Untu spokesperson Atenkosi Plaatjie said: “After nine months of stalling, Prasa tabled a mere 3% increase on the total guaranteed package, with zero movement on any of the allowances. To make matters worse, Prasa’s opening position included a refusal to commit to a nonretrenchment clause, leaving job security in serious jeopardy.”
She said the “blatant disregard” for workers and job security “underlined the contempt” management held for blue-collar employees, “the very workers who have been instrumental in rebuilding Prasa from the ruins left by political interference and corruption”.
“Prasa continues to plead poverty as a justification for pressuring workers into voluntary severance packages while simultaneously advertising senior management posts and turning a blind eye to corrupt tenders that have gone unchecked for years.”
Plaatjie said the union made it clear to the CCMA commissioner that “we reject management’s disgraceful salary increase offer in the strongest possible terms. The facilitated 2025/26 salary negotiations are set to continue on June 25.”
Satawu spokesperson Amanda Tshemese said the 3% offer was an insult to workers. “We are not even going to consult our members on this matter. We are rejecting this offer,” she said, adding if parties did not find each other, “labour will be left with no option but to start the process of drafting picketing rules”.
During his third version of the budget speech in May, finance minister Enoch Godongwana announced that the financial allocation to Prasa for the upgrading of its automated signalling equipment had been cut by R7bn, as part of broader spending cuts triggered by a drop in projected revenue for the fiscal year.
Godongwana noted other proposed additions to spending allocated to Prasa over the medium term would be lowered, “in line with lower anticipated revenue”.
This followed the withdrawal of the one percentage point VAT increase that was initially proposed in the March 19 budget.

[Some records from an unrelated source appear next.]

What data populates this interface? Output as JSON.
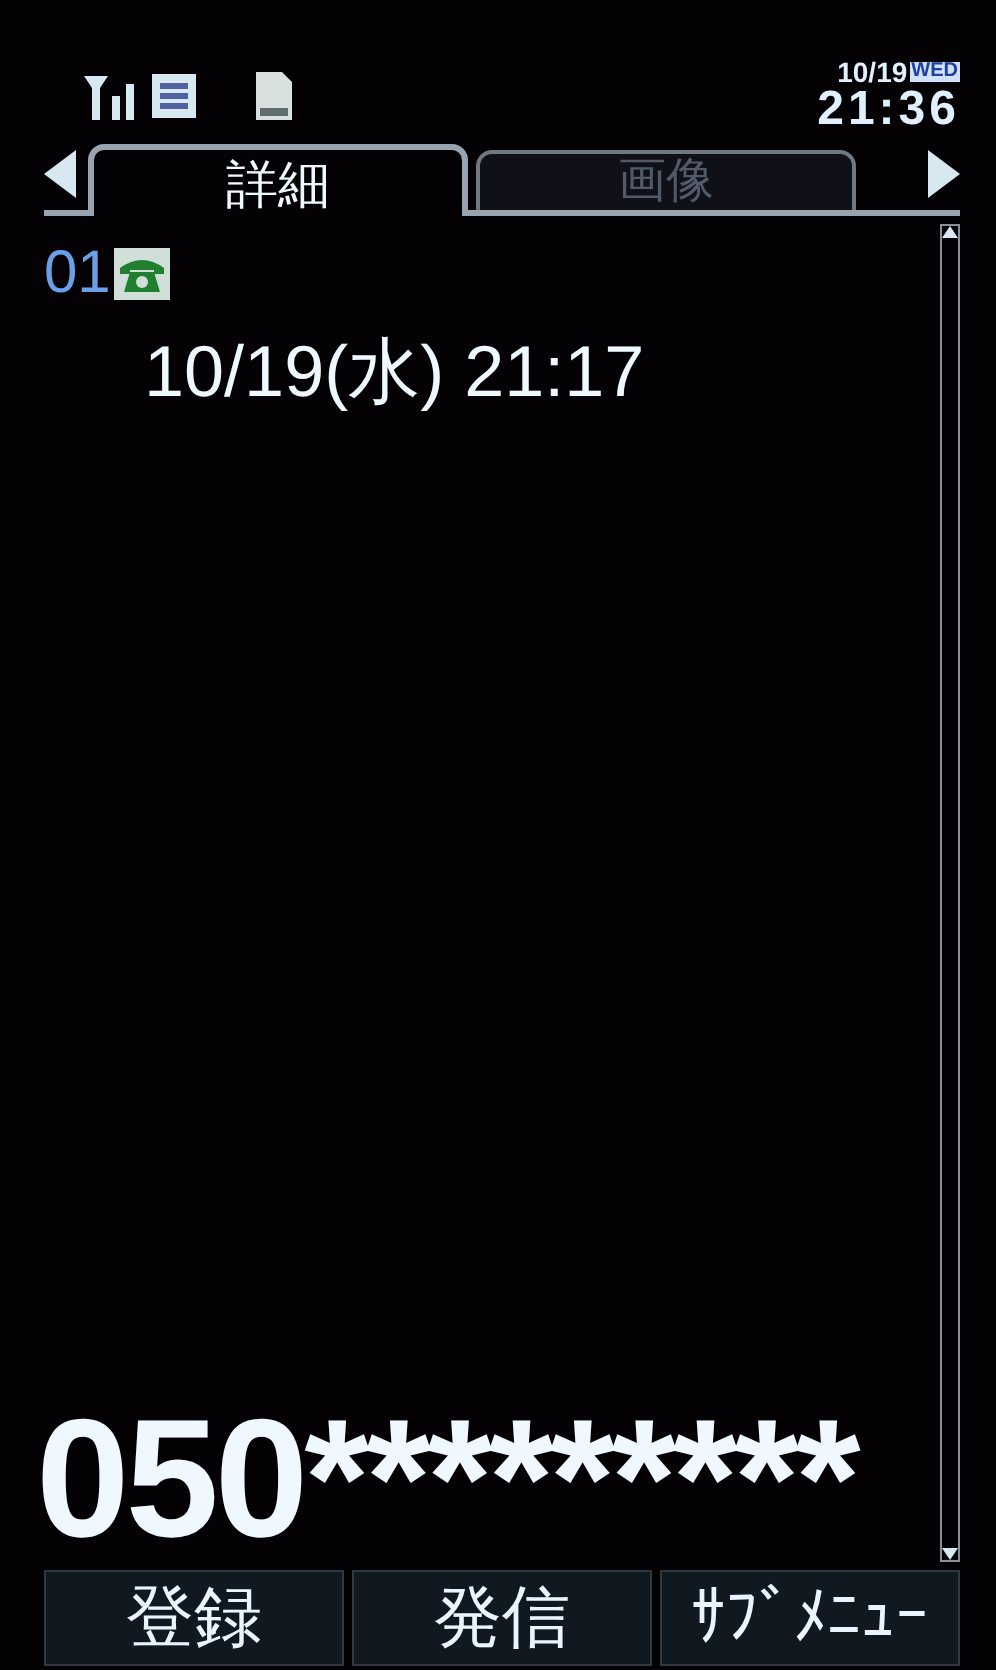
{
  "status_bar": {
    "date": "10/19",
    "weekday": "WED",
    "time": "21:36"
  },
  "tabs": [
    {
      "label": "詳細",
      "selected": true
    },
    {
      "label": "画像",
      "selected": false
    }
  ],
  "entry": {
    "index": "01",
    "datetime": "10/19(水) 21:17"
  },
  "number": "050*********",
  "softkeys": [
    "登録",
    "発信",
    "ｻﾌﾞﾒﾆｭｰ"
  ]
}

The allocations to signalling systems for Prasa have been revised down from R19.2bn in the March budget to R12.3bn in the May 21 budget. Over the medium term, however, Prasa has been allocated R63bn, which includes the R12.3bn and R18.2bn for the rolling stock fleet renewal programme.
Prasa had not reacted to a request for comment by the time of publication.
The parastatal incurred irregular expenditure of R3.8bn in 2022/23, earning a qualified audit opinion from the SA auditor-general for the period. From 2018/19 to 2021/22, the auditor-general issued a disclaimer on Prasa’s financial statements. A disclaimer signifies the accounts cannot be relied on and often suggests the company is in a serious financial state.
Prasa received government subsidies from the transport department amounting to R7.2bn for operations and R12.3bn for capital expenditure in 2022/23.
The passenger rail operator generated revenue of R119m from fares, operating lease rental income of R620m, other income of R181m and interest received of R1.7bn.